8) Draining out from the house piping, very slowly - you said you opened a hot water faucet to drain the system but you actually may have to open most or ALL of them to get all the various hot water pipe runs to drain out. For instance, open bathroom faucet may drain a bathroom set of pipes, but other bathroom or kitchen runs may not drain out immediately because there is a vacuum formed in that branch of the piping - the one open facuet open in another room is on the "wet" rather than "dry" or "high" side of those lines. Washer and dishwasher should NOT need draining because they sit low enough unlikely to pull the water up in the pipes from them to their shutoff faucet. Reefer water/icemaker/water tubing to coffee maker has very little water in it so no significant contribution there IF it even pulls that water out. BTW - shut off icemaker if you have one. I have seen water drain out of unvented pipes like this for several hours - though total quantity, as long as not draining a tank of some kind, only maybe 2-10 gallons depending on your piping configuration.

9) hot water trickle feed connection to well system - some have a low-flow hot water feed to the well or pump system near the well to heat the water so it does not freeze in the lines or pressure tank in the wintertime - so would backflow continuously if does not have an operating backflow preventer, which would rarely be put on such a system. Again - track by sound, and would flow continuously.

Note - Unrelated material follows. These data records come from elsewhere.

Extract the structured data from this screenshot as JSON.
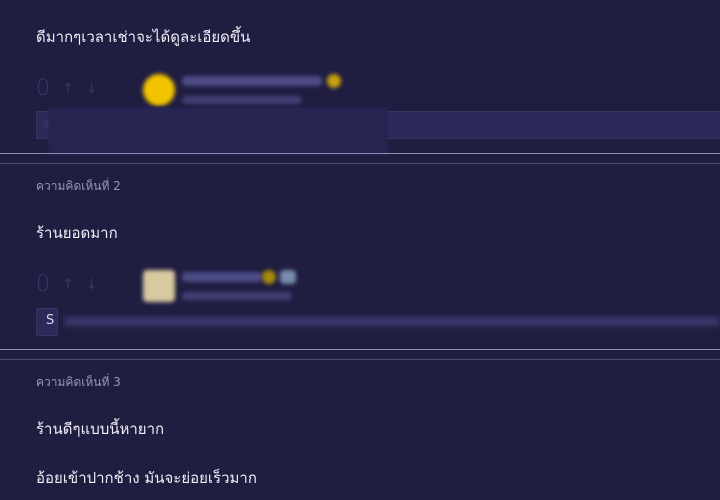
{
  "comment1": {
    "text": "ดีมากๆเวลาเช่าจะได้ดูละเอียดขึ้น",
    "votes": "0"
  },
  "comment2": {
    "label": "ความคิดเห็นที่ 2",
    "text": "ร้านยอดมาก",
    "votes": "0",
    "reply_initial": "S"
  },
  "comment3": {
    "label": "ความคิดเห็นที่ 3",
    "text_line1": "ร้านดีๆแบบนี้หายาก",
    "text_line2": "อ้อยเข้าปากช้าง มันจะย่อยเร็วมาก"
  },
  "colors": {
    "background": "#1f1d40",
    "divider": "#8e8bb0",
    "avatar1": "#f2c400"
  }
}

10) Backflow from a hot tub or swimming pool that draws hot water from the water heater rather than making its own hot water, which does not have the required (or inoperational) backflow preventer, so tub/pool water is backflowing into the hot water lines. Again - track by sound, and would flow continuously.


IF you are not able to cut off the flow, then you probably have to shut of the water to the entire house while replacing the hot water tank (if that is what you are doing), or if taking out of service permanently or for long vacation put in a valve on the hot water side also so you can isolate the tank on both sides.